However, Rose underlined that the major factors would be the dollar's loss in values and inflation. "The primary driving force behind gains in the precious metals market are a devaluing US dollar, inflation, and other federal government monetary policies."
Meanwhile, Yahoo Finance reported that the Kitco News survey showed that gold prices could break out in 2023 to hit a record $2,100 per ounce. The survey also silver could rise as much as 50 percent in the year.
Some weeks ago, analysts at Saxo Bank said gold could hit a whopping $3,000 in 2023. Although most analysts do not believe such a stratospheric rise is possible, Saxo analysts said the elevated levels of inflation in the foreseeable future is a potent factor.
According to them, the markets will finally discover that inflation is set 'to remain ablaze for the foreseeable future', while a full reopening in China will cause a huge jump in the demand for the commodity. "The yellow metal is said to be additionally supported by the rising global liquidity and "geopolitical backdrop of an increasing war economy mentality," they said.

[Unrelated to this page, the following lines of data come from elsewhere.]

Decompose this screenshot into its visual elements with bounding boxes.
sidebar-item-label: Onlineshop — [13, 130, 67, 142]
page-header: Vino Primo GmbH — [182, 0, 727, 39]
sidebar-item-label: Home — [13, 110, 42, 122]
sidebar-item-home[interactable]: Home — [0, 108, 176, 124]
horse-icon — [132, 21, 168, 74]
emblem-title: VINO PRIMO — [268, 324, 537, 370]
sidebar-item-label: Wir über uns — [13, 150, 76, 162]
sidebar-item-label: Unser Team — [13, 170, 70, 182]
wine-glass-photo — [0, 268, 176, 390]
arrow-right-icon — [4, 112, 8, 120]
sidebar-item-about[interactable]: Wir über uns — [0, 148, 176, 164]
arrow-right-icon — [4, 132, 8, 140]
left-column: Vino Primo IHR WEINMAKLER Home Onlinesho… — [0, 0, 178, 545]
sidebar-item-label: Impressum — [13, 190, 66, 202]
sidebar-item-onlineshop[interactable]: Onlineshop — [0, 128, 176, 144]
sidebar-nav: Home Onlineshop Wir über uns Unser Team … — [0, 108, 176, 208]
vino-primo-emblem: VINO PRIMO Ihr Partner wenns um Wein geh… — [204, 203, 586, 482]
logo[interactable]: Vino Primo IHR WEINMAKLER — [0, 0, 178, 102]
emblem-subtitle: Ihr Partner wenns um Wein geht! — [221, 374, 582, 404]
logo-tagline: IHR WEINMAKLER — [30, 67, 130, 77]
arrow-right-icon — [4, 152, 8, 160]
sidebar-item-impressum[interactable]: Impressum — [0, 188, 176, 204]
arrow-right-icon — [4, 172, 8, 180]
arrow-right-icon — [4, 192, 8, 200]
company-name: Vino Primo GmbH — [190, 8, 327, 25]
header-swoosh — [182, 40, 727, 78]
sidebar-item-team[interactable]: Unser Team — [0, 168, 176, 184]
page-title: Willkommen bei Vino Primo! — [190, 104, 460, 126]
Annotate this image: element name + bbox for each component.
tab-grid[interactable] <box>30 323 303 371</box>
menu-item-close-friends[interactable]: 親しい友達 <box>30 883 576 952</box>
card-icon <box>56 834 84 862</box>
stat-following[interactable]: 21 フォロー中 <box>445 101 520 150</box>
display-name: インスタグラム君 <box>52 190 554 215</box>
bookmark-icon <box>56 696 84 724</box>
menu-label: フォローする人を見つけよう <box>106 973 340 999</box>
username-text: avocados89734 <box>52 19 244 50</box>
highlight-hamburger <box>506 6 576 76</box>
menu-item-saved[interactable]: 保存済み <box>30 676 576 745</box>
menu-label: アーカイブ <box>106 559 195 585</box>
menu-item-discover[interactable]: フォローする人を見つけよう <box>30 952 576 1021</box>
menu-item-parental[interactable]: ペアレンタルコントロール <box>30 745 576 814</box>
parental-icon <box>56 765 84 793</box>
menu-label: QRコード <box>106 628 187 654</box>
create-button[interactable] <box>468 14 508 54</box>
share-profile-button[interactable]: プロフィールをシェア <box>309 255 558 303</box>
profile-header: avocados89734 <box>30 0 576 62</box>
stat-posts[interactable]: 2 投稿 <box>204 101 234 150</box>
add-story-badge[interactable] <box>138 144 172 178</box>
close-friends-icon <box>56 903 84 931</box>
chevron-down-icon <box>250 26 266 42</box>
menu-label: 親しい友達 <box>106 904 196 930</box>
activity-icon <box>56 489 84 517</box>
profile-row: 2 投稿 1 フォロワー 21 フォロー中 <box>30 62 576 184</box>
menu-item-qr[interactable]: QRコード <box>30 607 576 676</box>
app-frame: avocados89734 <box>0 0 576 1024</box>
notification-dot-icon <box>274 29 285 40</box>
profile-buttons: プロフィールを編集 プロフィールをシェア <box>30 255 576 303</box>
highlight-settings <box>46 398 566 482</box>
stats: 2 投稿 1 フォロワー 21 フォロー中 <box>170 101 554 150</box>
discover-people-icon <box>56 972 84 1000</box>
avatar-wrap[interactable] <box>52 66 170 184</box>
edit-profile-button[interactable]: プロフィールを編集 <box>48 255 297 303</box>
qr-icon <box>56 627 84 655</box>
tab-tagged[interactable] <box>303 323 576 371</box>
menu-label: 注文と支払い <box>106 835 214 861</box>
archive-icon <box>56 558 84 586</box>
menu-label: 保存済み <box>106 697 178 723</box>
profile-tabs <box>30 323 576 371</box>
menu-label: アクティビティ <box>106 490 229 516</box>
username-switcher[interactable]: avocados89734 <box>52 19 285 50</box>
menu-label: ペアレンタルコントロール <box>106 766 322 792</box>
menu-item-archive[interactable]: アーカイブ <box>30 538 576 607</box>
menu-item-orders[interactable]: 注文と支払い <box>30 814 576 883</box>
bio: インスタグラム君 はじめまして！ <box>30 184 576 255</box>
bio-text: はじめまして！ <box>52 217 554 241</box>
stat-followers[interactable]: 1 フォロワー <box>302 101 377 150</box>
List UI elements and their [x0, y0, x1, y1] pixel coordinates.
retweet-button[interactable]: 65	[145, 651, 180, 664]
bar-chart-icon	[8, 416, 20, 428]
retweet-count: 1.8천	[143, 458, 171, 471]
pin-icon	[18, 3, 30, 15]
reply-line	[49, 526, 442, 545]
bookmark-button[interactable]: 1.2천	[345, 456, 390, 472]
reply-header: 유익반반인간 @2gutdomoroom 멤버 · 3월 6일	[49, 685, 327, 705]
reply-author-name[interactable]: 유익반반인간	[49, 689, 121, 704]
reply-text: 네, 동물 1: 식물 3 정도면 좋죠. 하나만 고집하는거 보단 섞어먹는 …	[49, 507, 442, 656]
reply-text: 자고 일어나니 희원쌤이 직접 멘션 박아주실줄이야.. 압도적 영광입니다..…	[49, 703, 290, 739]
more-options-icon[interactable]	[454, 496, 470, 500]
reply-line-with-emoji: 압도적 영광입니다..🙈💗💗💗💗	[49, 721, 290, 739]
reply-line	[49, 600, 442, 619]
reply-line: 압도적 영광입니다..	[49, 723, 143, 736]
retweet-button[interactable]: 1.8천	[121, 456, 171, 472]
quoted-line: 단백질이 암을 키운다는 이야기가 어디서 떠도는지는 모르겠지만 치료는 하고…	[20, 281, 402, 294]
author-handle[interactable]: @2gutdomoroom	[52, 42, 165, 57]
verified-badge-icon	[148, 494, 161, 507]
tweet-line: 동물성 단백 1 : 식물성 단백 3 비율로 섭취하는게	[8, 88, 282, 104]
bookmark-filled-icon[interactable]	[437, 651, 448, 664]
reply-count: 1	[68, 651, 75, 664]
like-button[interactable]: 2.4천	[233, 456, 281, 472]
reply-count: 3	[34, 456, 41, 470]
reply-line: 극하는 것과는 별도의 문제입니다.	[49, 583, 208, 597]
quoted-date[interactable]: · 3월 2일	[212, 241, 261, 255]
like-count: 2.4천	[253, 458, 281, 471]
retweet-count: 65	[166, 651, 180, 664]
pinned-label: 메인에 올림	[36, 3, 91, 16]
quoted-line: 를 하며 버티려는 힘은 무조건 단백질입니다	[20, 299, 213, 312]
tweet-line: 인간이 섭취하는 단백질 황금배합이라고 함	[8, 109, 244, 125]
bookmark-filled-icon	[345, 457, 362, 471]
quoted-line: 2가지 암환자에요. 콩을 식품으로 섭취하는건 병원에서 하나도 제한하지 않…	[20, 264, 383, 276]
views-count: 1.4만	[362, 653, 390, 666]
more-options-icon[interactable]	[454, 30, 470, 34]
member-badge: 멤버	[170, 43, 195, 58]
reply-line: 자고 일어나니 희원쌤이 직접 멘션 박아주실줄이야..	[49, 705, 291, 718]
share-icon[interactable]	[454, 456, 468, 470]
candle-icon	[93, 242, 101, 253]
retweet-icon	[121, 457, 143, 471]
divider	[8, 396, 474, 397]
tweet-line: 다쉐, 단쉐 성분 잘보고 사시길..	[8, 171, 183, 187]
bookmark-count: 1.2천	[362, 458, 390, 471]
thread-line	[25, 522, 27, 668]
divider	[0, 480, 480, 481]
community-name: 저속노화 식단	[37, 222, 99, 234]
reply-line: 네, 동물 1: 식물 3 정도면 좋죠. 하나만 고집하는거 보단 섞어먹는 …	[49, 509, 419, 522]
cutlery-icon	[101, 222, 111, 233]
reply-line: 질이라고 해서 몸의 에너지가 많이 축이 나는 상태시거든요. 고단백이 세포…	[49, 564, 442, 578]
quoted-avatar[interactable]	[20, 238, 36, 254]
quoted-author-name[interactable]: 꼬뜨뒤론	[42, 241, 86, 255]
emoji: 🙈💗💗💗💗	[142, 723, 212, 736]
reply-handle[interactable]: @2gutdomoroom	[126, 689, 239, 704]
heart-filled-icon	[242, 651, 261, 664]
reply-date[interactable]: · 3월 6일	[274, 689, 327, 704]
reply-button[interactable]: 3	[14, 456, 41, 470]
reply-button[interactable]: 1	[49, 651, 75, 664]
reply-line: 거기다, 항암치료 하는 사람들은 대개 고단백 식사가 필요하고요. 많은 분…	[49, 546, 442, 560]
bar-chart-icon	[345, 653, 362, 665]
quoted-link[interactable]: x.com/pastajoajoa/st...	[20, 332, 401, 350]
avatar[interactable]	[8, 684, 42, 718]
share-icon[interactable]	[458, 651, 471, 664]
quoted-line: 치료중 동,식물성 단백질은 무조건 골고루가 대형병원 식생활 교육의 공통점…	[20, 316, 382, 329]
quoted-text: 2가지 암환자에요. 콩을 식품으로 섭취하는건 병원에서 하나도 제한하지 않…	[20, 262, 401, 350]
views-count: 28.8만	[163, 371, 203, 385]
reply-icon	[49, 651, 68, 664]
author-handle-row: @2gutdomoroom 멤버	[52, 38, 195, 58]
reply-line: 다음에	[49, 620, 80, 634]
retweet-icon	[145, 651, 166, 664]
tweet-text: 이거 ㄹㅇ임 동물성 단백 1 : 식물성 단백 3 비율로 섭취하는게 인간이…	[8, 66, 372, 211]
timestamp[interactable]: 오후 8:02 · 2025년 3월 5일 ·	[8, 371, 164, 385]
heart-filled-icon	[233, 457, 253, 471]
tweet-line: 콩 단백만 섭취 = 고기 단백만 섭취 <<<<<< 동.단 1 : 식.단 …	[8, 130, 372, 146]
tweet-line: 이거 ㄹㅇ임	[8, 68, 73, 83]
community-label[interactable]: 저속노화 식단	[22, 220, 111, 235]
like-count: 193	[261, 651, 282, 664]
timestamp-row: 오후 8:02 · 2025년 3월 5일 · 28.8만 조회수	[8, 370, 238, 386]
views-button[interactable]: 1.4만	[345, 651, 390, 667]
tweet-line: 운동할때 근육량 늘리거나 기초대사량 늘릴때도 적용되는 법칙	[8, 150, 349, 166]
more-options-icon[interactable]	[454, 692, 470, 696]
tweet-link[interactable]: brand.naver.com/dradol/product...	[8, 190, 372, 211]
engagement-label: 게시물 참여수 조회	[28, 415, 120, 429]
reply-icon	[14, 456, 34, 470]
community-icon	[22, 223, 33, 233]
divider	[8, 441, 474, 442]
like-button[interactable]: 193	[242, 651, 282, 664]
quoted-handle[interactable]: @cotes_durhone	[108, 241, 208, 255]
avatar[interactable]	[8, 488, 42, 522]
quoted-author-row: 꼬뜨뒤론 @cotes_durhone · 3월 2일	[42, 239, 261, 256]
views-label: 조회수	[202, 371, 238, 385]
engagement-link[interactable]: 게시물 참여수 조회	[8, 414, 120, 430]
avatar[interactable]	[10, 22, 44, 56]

End of Consolidation Period
Avi Gilburt of ElliottWaveTrader puts a more modest projection forward. According to him, gold is likely to zoom past $2,000. According to him the conditions are ripe for a gold rally after what he calls a two-year consolidation period that just got over. "Back in August of 2020, we hit the top of the third wave. From then, until we hit the low back in early November of this year, we basically had a two-year consolidation in a fourth wave. We are now preparing to rocket higher in a fifth wave," he said, according to Yahoo Finance.